Praxis is designed as an AI-native proxy. AI inference capabilities are built on the filter pipeline and StreamBuffer body access pattern, making them composable with all other filters rather than bolted-on external processors.

Current

  • Model-based routing (model_to_header): extracts the model field from JSON request bodies and promotes it to an X-Model header, enabling header-based routing to provider-specific clusters. Uses StreamBuffer to inspect the body before upstream selection.
  • Credential injection (credential_injection): per-cluster API key injection with client credential stripping. Supports inline values and environment variable sources. Pair with a source discriminator (IP ACL, client auth) to control which clients get credential upgrades.

Planned

The following capabilities are on the roadmap. Each builds on the StreamBuffer body access pattern and the filter pipeline.

  • Token counting: input/output token counts from request and response bodies
  • Provider routing: unified routing across LLM providers with API translation
  • Provider failover: ordered failover chains with automatic API translation on failure
  • Token-based rate limiting: per-client token quotas with sliding window or token bucket
  • Cost attribution: token counting mapped to user, session, model, and endpoint
  • SSE streaming inspection: per-event filter hooks for streaming responses
  • Semantic caching: prompt deduplication via vector similarity search
  • AI guardrails: prompt validation, content filtering, and policy enforcement

StreamBuffer as AI Primitive

StreamBuffer is the key differentiator for AI inference workloads. Traditional proxies operate on headers only, requiring external processors for body inspection. Praxis inspects request bodies inline:

  1. Buffer the first N bytes (typically the JSON envelope containing the model name, parameters, and prompt prefix).
  2. Extract routing signals (model, provider, token budget, tool name).
  3. Select the upstream based on body content.
  4. Forward the buffered prefix, then stream the remainder with zero additional buffering latency.

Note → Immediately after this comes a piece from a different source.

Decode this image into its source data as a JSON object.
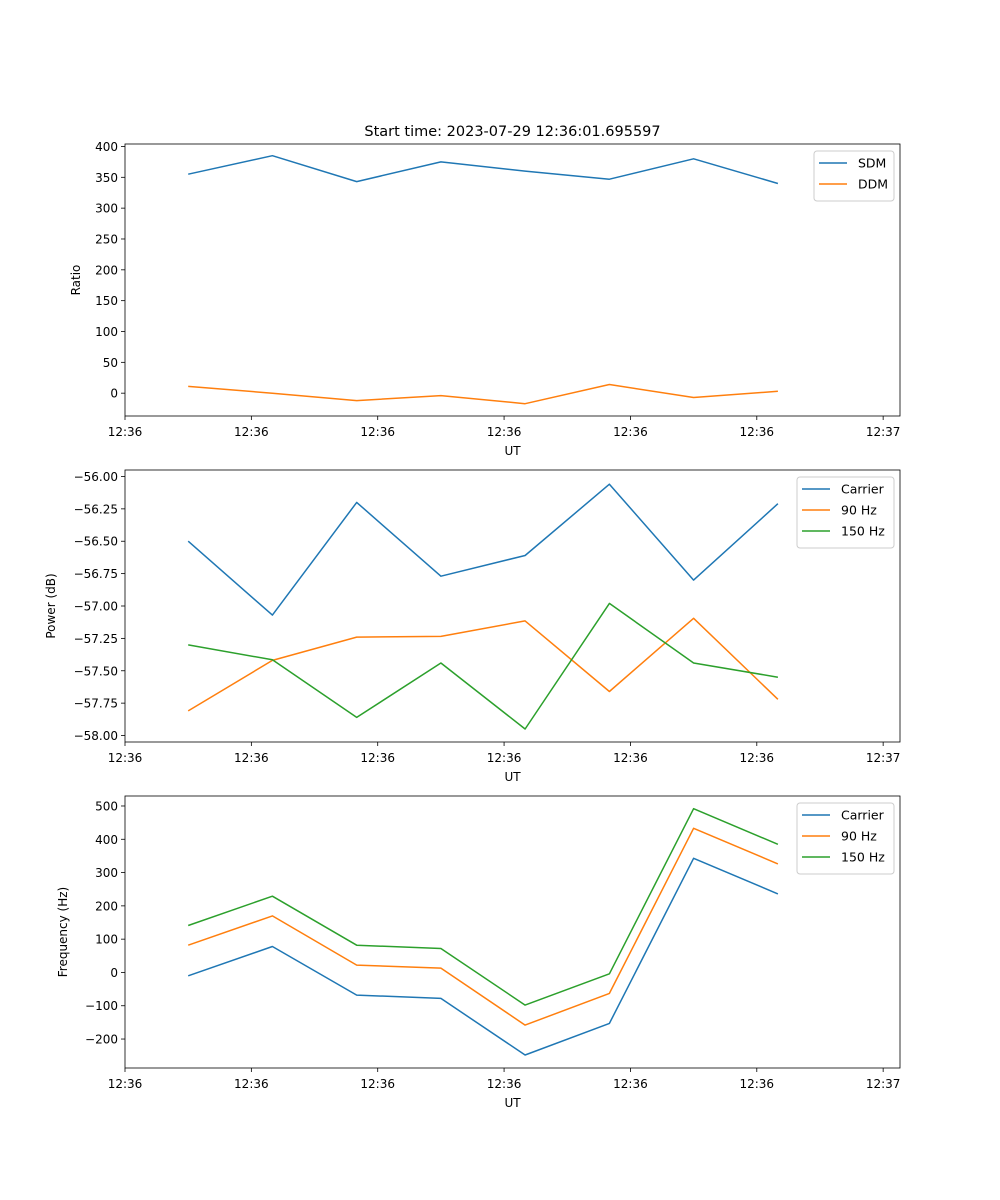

This peek-then-stream pattern avoids the latency and operational complexity of external processor architectures while providing full body visibility where it matters.

AI Agentic

Praxis targets first-class support for AI agent protocols, positioning MCP and A2A as headline capabilities alongside HTTP and TCP proxying.

JSON-RPC Support

  • JSON-RPC 2.0 foundation: request envelope parsing and method/id extraction for HTTP POST bodies, enabling method-based routing for MCP/A2A-style traffic via the json_rpc filter

Planned

The following capabilities are on the roadmap and not yet implemented:

  • MCP proxying: session management, tool discovery and routing, session lifecycle, auth and rate limiting for Model Context Protocol connections
  • A2A proxying: agent card discovery, task lifecycle management, SSE streaming for Agent-to-Agent protocol
  • Stateful agent sessions: shared session storage, affinity, and lifecycle hooks for MCP and A2A

Build Features

AI filters are controlled via Cargo features (enabled by default):

  • ai-inference: model routing (model_to_header filter)
  • ai-agentic: MCP, A2A, agent orchestration (planned)

To disable AI features:

cargo build -p praxis --no-default-features

Extensions

  • Rust extensions: compile-time custom filters with zero overhead via the HttpFilter/TcpFilter traits and register_filters! macro.